I confess that I did come to eventually enjoy the assistance that the camera offered me when backing into parking spaces, especially on tight city streets. And I haven’t as much as kissed a concrete bollard with my back bumper in these last nine months, so there is at least one way in which my new ownership experience can be considered quantifiably improved. But the incessant manner and implied tone with which I am implored to “CHECK ENTIRE SURROUNDINGS” before Every. Single. Venture. Into. Reverse. bears with it what I imagine the neurotic naggings of an overbearing mother must feel like.
It had been an altogether transitory, if not sanctifying experience adjusting to having a camera lens on my back tailgate, and the degree to which I could state that a backup camera was a positive feature was approaching unequivocable—until, that is, the first time that I had to back my truck onto a tow hitch connection.
Suddenly, there—in that moment so familiar to me in previous years with previous trucks—I found my heart unexpectedly and inescapably bound in the cords of conflict. For in that driver’s seat, ready to back onto the tongue of our hand-me-down pop-up camper, with my front tires askew at 45 degrees to the right, my left hand at ten o’clock, and my neck instinctively craned to begin the rear-facing retreat, I first realized what choice unexpectedly lay before (er, behind) me.
It was as I crept back on the gravel toward the camper that I remembered, “Oh, I have a backup camera now.” In a flash, in the jingling sway of a key(fob)chain, the demands of the decision called me to either confirm or deny the very ethos and principles that until that afternoon I had professed to hold dear. I was at a crossroads. Before me on the one hand shimmered the Promised Convenience (so-called) of Technological Advancement or, on the other, loomed yet another demand to sacrifice the joys of Ritual and Process on the altar of Progress.
I could have in that moment chosen to ease my chariot—my new-and-improved, bigger-better-faster beast of burden—back onto that trailer tongue with the all-seeing and impersonal Eye of HAL as my guide. I could have, relying on the grainy replicate image of my rear-facing surroundings, saved my back a twist, my neck a twinge, and my oldest passenger the trouble. I could have backed my tow hitch to within a hundredth of an inch of the trailer tongue without even turning around, and I could have watched the scene transpire on the digital equivalent of an eight by ten glossy photo with the circles and arrows just like the sheriff of the town of Stockbridge, Massachusetts used to make.

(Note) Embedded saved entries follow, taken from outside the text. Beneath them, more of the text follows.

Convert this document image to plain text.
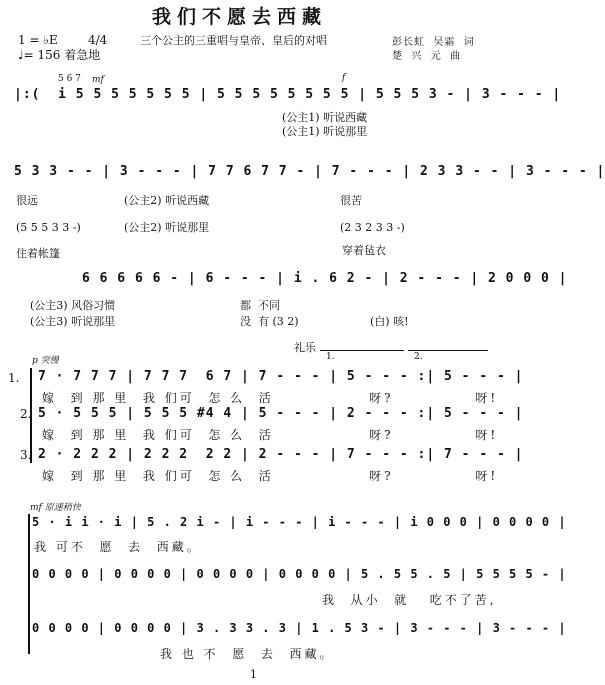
我们不愿去西藏
三个公主的三重唱与皇帝、皇后的对唱	彭长虹  吴霜  词
楚  兴  元  曲
1 = ♭E	4/4
♩= 156 着急地
5 6 7 mf	f
|:(  i 5 5 5 5 5 5 5 | 5 5 5 5 5 5 5 5 | 5 5 5 3 - | 3 - - - |
(公主1) 听说西藏
(公主1) 听说那里
5 3 3 - - | 3 - - - | 7 7 6 7 7 - | 7 - - - | 2 3 3 - - | 3 - - - |
很远	(公主2) 听说西藏	很苦
(5 5 5 3 3 -)	(公主2) 听说那里	(2 3 2 3 3 -)
住着帐篷	穿着毡衣
6 6 6 6 6 - | 6 - - - | i . 6 2 - | 2 - - - | 2 0 0 0 |
(公主3) 风俗习惯	都  不同
(公主3) 听说那里	没  有 (3 2)	(白) 咳!
礼乐
p 突慢	1.	2.
1. 7 · 7 7 7 | 7 7 7  6 7 | 7 - - - | 5 - - - :| 5 - - - |
嫁  到 那 里  我 们可  怎 么  活              呀?            呀!
2. 5 · 5 5 5 | 5 5 5 #4 4 | 5 - - - | 2 - - - :| 5 - - - |
嫁  到 那 里  我 们可  怎 么  活              呀?            呀!
3. 2 · 2 2 2 | 2 2 2  2 2 | 2 - - - | 7 - - - :| 7 - - - |
嫁  到 那 里  我 们可  怎 么  活              呀?            呀!
mf 原速稍快
5 · i i · i | 5 . 2 i - | i - - - | i - - - | i 0 0 0 | 0 0 0 0 |
我 可不  愿  去  西藏。
0 0 0 0 | 0 0 0 0 | 0 0 0 0 | 0 0 0 0 | 5 . 5 5 . 5 | 5 5 5 5 - |
我  从小  就   吃不了苦,
0 0 0 0 | 0 0 0 0 | 3 . 3 3 . 3 | 1 . 5 3 - | 3 - - - | 3 - - - |
我 也 不  愿  去  西藏。
1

But I didn’t. I couldn’t do it—not that time, at least. For the sake of conscience, for the sake of my sons, I couldn’t back up using the camera. I couldn’t move my truck in reverse while facing forward. Calmly, decisively, resolutely, I resisted the invitation to submit to the incandescent arms of Advancement and slip serenely beneath the swell of Progress. I kept my right hand on the back of the passenger seat and looked at my son and said, “Liam—hop out and help me back onto that trailer hitch.”